Il est établi et non contesté par madame [L] [V] et monsieur [M] [V] qu’ils ont procédé tardivement aux déclarations prescrites au titre de l’impôt de solidarité sur la fortune puis de l’impôt sur la fortune immobilière. En outre, madame [L] [V] et monsieur [M] [V] ne contestent pas dans le cadre de la présente instance, la valorisation également retenue par l’administration fiscale au titre des différentes impositions, dont les montants au principal ne sont pas contestés par les demandeurs, de sorte que les arguments s’agissant de la qualité d’expert immobilier assermenté auprès des juridictions de monsieur [M] [V], la nature indivise des biens immobiliers objet des déclarations ou encore l’origine successorale de leur propriété sont sans conséquence sur le caractère tardif des déclarations qui seul a donné lieu aux intérêts de retard et pénalités litigieux. En effet, madame [L] [V] et monsieur [M] [V] ne contestant pas la valorisation de leur patrimoine au moment des déclarations tardives ne peuvent opposer à l’administration fiscale une valorisation moindre, au moment où ils auraient dû établir leurs déclarations, en deçà du seuil déclaratif, concernant laquelle ils ne versent pas le moindre justificatif permettant de caractériser l’erreur dont ils se prévalent.
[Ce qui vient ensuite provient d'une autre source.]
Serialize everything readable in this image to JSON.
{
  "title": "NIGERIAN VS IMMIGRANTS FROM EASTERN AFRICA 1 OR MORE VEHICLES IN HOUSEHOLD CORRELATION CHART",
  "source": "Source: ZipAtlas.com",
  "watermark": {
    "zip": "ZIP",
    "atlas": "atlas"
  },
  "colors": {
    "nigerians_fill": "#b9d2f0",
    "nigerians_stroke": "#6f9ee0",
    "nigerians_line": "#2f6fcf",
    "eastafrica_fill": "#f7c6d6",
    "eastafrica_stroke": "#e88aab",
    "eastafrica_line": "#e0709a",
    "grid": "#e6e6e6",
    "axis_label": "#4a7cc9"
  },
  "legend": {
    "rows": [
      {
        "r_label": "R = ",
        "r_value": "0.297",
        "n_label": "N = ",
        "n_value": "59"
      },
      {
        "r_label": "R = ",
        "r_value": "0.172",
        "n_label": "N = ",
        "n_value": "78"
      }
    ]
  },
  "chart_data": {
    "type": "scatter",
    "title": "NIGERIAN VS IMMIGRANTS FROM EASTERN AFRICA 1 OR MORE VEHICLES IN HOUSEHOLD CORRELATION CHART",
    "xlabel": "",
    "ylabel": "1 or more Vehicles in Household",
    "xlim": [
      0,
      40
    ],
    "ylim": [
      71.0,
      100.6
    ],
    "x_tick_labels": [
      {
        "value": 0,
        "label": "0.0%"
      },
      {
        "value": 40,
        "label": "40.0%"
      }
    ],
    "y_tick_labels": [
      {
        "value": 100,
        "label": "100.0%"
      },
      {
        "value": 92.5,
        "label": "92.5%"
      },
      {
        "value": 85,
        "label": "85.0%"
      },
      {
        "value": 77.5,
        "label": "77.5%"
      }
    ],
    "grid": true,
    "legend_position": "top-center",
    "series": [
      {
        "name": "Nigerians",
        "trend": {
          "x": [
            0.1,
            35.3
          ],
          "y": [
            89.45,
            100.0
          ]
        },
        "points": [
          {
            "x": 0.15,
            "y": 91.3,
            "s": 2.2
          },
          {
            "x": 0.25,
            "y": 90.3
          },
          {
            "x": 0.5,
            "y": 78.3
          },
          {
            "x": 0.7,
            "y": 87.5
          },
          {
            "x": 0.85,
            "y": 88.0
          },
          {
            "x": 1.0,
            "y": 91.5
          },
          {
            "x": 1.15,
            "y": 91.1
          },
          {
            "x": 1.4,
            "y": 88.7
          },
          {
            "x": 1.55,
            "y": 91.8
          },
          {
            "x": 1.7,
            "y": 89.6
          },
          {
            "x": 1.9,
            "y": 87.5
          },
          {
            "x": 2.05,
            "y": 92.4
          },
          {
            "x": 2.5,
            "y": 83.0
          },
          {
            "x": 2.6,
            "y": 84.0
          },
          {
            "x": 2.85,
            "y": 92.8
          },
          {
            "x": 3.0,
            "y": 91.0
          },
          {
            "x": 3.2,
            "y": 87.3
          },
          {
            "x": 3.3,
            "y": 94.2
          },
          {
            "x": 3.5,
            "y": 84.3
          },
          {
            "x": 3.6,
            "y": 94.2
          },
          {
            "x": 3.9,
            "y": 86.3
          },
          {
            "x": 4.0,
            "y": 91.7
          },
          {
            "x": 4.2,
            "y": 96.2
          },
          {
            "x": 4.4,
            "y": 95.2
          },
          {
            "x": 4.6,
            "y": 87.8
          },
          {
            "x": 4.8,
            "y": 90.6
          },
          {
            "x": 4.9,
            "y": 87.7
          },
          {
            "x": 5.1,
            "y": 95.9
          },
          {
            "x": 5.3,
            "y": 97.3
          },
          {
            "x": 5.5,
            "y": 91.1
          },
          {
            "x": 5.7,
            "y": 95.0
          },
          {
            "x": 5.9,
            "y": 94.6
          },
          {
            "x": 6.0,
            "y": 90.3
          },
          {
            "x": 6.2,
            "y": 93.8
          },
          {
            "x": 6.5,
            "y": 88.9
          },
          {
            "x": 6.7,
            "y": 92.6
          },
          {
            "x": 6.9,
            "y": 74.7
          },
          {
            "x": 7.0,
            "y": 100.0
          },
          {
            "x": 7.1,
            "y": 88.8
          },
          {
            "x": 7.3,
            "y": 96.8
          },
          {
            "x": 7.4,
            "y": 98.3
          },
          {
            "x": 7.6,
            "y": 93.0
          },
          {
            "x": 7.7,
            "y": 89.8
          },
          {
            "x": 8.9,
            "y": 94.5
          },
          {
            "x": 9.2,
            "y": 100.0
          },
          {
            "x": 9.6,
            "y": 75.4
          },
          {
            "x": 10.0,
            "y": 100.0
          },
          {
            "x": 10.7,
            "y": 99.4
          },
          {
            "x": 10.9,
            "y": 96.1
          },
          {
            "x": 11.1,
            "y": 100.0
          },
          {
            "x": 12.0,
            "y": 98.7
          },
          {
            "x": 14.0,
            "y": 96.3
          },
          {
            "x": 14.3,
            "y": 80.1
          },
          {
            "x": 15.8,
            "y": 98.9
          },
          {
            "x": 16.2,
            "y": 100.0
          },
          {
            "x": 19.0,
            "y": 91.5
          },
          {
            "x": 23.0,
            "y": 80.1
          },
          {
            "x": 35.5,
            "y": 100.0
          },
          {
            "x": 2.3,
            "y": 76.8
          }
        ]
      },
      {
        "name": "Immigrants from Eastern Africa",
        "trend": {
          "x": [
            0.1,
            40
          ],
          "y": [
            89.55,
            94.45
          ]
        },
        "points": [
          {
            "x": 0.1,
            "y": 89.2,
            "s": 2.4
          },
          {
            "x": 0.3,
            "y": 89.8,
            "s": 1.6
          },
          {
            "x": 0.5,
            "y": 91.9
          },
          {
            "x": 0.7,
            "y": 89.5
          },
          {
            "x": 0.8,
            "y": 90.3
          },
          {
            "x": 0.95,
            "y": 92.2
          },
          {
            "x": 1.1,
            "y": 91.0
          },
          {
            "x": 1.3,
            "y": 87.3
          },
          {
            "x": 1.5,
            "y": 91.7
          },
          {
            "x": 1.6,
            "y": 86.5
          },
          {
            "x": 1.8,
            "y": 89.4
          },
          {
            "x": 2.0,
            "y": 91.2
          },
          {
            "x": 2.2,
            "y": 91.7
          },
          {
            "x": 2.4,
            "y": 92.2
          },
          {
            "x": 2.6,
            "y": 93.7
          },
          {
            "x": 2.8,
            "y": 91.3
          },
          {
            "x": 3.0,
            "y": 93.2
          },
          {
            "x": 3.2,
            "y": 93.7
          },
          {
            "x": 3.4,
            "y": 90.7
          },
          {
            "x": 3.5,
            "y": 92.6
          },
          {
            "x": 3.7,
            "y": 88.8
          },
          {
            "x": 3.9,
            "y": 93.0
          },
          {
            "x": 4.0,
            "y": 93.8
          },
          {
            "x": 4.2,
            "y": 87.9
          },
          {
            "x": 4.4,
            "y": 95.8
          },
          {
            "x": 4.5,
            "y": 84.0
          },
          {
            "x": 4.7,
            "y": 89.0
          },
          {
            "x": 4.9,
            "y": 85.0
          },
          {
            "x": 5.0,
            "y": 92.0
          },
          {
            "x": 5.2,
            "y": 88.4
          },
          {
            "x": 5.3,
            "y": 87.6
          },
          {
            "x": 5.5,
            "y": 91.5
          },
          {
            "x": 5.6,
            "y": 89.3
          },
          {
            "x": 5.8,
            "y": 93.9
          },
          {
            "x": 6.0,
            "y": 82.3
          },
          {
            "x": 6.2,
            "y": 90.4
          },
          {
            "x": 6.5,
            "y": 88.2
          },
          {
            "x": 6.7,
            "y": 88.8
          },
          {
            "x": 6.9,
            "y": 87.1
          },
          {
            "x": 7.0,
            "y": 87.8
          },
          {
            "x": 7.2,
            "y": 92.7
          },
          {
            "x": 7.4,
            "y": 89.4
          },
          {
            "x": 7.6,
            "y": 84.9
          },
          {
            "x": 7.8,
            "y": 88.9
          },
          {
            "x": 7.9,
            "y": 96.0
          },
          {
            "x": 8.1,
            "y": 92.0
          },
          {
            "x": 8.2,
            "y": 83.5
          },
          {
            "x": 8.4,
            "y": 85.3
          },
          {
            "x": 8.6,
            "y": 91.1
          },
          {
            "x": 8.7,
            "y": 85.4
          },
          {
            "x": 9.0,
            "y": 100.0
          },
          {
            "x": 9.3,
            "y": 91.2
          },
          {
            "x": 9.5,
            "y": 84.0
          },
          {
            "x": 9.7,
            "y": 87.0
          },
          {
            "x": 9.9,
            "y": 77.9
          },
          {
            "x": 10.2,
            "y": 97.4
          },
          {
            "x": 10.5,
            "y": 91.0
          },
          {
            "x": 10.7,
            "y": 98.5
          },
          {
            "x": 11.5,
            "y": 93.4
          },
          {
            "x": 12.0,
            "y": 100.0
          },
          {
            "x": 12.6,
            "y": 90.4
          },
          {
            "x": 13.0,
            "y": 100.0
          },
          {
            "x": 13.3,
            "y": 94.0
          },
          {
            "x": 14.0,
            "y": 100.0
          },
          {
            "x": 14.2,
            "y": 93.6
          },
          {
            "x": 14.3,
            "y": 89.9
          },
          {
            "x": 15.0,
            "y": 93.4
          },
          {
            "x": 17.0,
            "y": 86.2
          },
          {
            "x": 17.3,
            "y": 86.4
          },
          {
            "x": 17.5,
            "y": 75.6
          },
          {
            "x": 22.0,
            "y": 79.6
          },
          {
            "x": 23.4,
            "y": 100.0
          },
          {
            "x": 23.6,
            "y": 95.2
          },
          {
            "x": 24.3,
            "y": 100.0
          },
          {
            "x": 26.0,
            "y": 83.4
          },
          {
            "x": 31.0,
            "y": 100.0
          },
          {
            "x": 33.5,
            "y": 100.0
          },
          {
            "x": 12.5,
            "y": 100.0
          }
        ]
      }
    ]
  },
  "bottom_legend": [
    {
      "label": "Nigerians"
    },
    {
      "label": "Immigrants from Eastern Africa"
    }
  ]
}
Les intérêts de retard prévus par l’ article 1727 du Code général des impôts susvisé réparent le préjudice financier subi par le Trésor public à raison de la déclaration tardive et du paiement au-delà de la date légale et peuvent se cumuler avec les majorations qui constituent une sanction fiscale prévue par l’article 1728 du même Code susvisé.
Les intérêts de retard sont applicables même lorsque la bonne foi des contribuables est présumée ou établie. S’agissant des majorations, ces sanctions critiquées par madame [L] [V] et monsieur [M] [V] ne concernent pas l’absence de déclaration ou la déclaration erronée mais le caractère tardif de la déclaration donnant lieu à imposition sur la fortune, puisque ce n’est qu’après intervention de l’administration fiscale en 2021 qu’ils ont procédé aux déclarations pour les années 2015 à 2021. Ce contexte et cette durée caractérisent le caractère proportionné justifiant la sanction par l’administration fiscale, au vu des éléments retenus plus haut s’agissant de l’absence de tout élément justifiant une valeur moindre qui aurait conduits madame [L] [V] et monsieur [M] [V] à s’abstenir de déclarer leur patrimoine, ces derniers ne pouvant en conséquence se prévaloir d’un quelconque droit à l’erreur.
Ces éléments conduisent à rejeter les demandes de madame [L] [V] et monsieur [M] [V] qui supporteront la charge des dépens pour succomber à l’instance.
PAR CES MOTIFS
Par jugement contradictoire rendu après audience publique et en premier ressort :
Déboute madame [L] [V] et monsieur [M] [V] de leurs demandes afférentes aux intérêts de retard et aux majorations concernant l’impôt sur la fortune des années 2015, 2016 et 2017 ainsi que l’impôt sur la fortune immobilière pour les années 2018, 2019 et 2020 ;
Condamne madame [L] [V] et monsieur [M] [V] aux dépens de l’instance ;
Constate que la présente décision est assortie de l’exécution provisoire.